A la veille de l’élection des 11 membres du quota parlementaire du Conseil supérieur de la magistrature (CSM), l’hebdomadaire Capital analyse l’enjeu de cette élection qui permettra de pourvoir le nouveau collège du « gouvernement » du pouvoir judiciaire dont les onze membres du quota judiciaire ont déjà été élus au début de l’été par leurs paires.

Le report de cette élection au-delà des délais légaux (Ndr. le mandat de l’actuel collège arrivant à échéance le 3 octobre, le nouveau collège aurait dû être pourvu conformément à la loi un mois avant) témoigne de l’importance de la bonne sélection de cette variable d’ajustement (Ndr.les 11 membres élus par le parlement) afin de garantir les 17 voix nécessaires au statu quo pour une élection facile entre autres des « trois grands du système judiciaire » (Ndr.également membre de droit du CSM) dont les mandats arrivent à échéance respectivement cette année (président de la Cour administrative suprême - CAS), en 2019 (procureur général) et en 2022 (président de la Cour de cassation) ainsi que pour garantir la mainmise sur le système judiciaire.

Selon Capital, qui se réfère à des sources du PSB et du GERB, les groupes parlementaires sont parvenus à une entente au sujet du ratio suivant de répartition de leurs candidats : 4 : 3 : 2 : 2 - GERB : PSB : MDL : Patriotes unis.

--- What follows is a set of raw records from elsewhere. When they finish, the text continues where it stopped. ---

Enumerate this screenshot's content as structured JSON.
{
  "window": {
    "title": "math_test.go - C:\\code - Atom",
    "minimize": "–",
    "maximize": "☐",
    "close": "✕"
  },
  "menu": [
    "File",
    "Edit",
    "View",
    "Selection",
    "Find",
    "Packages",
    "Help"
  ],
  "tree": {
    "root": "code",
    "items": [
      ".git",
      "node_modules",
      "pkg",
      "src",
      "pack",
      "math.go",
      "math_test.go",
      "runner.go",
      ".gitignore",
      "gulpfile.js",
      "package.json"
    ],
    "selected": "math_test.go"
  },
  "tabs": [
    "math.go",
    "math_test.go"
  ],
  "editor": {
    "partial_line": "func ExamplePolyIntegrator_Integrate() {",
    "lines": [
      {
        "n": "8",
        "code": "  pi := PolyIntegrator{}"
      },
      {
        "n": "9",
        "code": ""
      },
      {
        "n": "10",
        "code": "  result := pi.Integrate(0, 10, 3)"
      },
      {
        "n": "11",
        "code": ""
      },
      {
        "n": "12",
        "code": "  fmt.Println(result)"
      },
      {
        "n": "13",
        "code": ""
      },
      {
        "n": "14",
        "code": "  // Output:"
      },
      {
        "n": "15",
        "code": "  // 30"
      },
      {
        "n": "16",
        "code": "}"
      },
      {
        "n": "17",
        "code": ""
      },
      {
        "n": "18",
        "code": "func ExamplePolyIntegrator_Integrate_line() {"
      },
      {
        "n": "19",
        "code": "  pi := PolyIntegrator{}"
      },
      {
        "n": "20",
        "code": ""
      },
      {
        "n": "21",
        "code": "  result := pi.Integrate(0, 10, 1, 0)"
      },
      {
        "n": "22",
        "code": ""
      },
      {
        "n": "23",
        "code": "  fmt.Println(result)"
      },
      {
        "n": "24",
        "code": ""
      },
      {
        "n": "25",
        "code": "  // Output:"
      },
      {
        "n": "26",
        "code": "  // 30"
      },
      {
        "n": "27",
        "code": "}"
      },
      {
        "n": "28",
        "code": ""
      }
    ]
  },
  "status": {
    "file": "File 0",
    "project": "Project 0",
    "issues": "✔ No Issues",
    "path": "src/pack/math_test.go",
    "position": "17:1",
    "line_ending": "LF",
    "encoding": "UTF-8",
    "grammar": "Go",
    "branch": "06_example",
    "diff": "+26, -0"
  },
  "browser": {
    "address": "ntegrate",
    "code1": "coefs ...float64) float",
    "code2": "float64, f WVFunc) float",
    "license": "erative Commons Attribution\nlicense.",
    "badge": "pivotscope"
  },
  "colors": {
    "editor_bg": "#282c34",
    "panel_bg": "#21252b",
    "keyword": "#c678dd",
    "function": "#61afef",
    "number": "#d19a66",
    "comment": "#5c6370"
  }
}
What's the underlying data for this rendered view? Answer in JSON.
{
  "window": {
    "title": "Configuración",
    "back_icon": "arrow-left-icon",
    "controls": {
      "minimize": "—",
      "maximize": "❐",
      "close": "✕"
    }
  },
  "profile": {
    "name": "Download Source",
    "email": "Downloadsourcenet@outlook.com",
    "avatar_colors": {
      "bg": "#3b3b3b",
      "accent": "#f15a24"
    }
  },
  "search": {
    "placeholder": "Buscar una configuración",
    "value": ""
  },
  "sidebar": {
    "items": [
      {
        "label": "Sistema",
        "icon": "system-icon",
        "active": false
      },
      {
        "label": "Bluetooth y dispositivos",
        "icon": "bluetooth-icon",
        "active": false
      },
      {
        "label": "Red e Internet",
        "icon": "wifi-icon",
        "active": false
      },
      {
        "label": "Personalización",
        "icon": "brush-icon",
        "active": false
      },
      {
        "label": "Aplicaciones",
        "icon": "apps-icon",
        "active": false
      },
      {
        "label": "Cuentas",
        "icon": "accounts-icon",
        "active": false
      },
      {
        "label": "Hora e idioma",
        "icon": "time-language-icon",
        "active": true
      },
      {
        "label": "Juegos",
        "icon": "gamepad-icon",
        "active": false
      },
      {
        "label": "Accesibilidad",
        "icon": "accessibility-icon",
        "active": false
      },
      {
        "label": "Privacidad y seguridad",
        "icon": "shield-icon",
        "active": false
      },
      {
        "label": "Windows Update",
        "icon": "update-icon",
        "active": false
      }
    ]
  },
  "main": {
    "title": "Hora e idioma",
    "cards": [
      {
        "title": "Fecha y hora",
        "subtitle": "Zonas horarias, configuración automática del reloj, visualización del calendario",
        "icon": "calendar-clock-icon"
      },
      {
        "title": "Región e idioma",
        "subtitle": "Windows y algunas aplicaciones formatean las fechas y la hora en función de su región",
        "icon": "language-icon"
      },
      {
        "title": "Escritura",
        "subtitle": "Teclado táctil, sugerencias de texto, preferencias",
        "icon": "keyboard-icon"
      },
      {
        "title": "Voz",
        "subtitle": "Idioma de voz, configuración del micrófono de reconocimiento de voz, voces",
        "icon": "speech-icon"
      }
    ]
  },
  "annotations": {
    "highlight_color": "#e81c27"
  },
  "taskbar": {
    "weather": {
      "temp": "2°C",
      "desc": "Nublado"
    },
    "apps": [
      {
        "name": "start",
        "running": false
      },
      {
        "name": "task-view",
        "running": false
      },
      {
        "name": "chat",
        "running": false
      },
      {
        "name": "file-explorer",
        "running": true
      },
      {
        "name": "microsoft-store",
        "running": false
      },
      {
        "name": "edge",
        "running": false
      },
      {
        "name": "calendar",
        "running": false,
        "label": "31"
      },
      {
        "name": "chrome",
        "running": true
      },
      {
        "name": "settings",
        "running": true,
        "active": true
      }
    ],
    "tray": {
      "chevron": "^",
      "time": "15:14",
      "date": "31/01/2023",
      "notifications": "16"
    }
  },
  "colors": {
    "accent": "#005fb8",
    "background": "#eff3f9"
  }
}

Mais pourquoi le MDL entre-t-il en jeu puisque le GERB, le PSB et les Patriotes unis disposent largement des 180 voix nécessaires pour élire à la majorité qualifiée leurs candidats et que Boïko Borissov a déjà eu l’occasion de déclarer que le MDL « tient » le pouvoir judiciaire, s’interroge de façon rhétorique Capital, et apporte la réponse « qui est simple » : « c’est parce qu’après l’arrivée au pouvoir en 2009 du GERB, un partenariat stratégique entre ce parti et le MDL a été conclu afin de maintenir sous contrôle le siège et le parquet. Ce pacte a bien évidemment impliqué le partage des ressources dont disposaient ces deux partis, notamment la nomination de Gueorgui Kolev à la tête de la CAS, celle de Vladimira Yaneva (proche de Tsvetan Tsvetanov et étant passé ensuite dans le camp du député MDL, Delian Peevski) au poste de présidente du TGI de Sofia (Ndr.tribunal clé compétent pour connaître d’affaires dont font l’objet de hauts fonctionnaires), celle de Sotir Tsatsarov au poste de procureur général etc. ».

Ce partenariat a bien sûr vocation de perdurer, bien que le ratio de répartition ci-dessus ne prévoie que deux membres du collège, désignés par le MDL, estime Capital, tout en précisant que les deux candidats des Patriotes unis sont en effet proches du MDL. Ainsi, le GERB et le MDL auront 8 des 11 membres du quota parlementaire du collège, conclut cet hebdomadaire et présente trois des « membres controversés sûrs » du nouveau collège, à savoir Boïan Magdalintchev, actuel vice-président de la CAS et ancien membre du CSM (1999-2003), désigné par le GERB, Boyan Novanski, avocat désigné par les Patriotes unis mais lié à l’ancien directeur du service d’enquête de Sofia, Petio Petrov, proche de Peevski, et Stefan Gozdev, ancien président a.i. de la Cour d’appel et juge dans cette juridiction, désigné par le MDL. (Capital)

Les tendances

La pauvreté compte parmi les raisons principales de l’islamisation des Roms en Bulgarie

« L’islamisation des Roms suit l’axe Pazardjik-Plovdiv-Assenovgrad ». Sous ce titre, 24 tchassa publie un reportage dans le cadre d’un dossier consacré à la radicalisation des ghettos en Bulgarie, ainsi qu’aux problèmes de scolarisation des enfants roms.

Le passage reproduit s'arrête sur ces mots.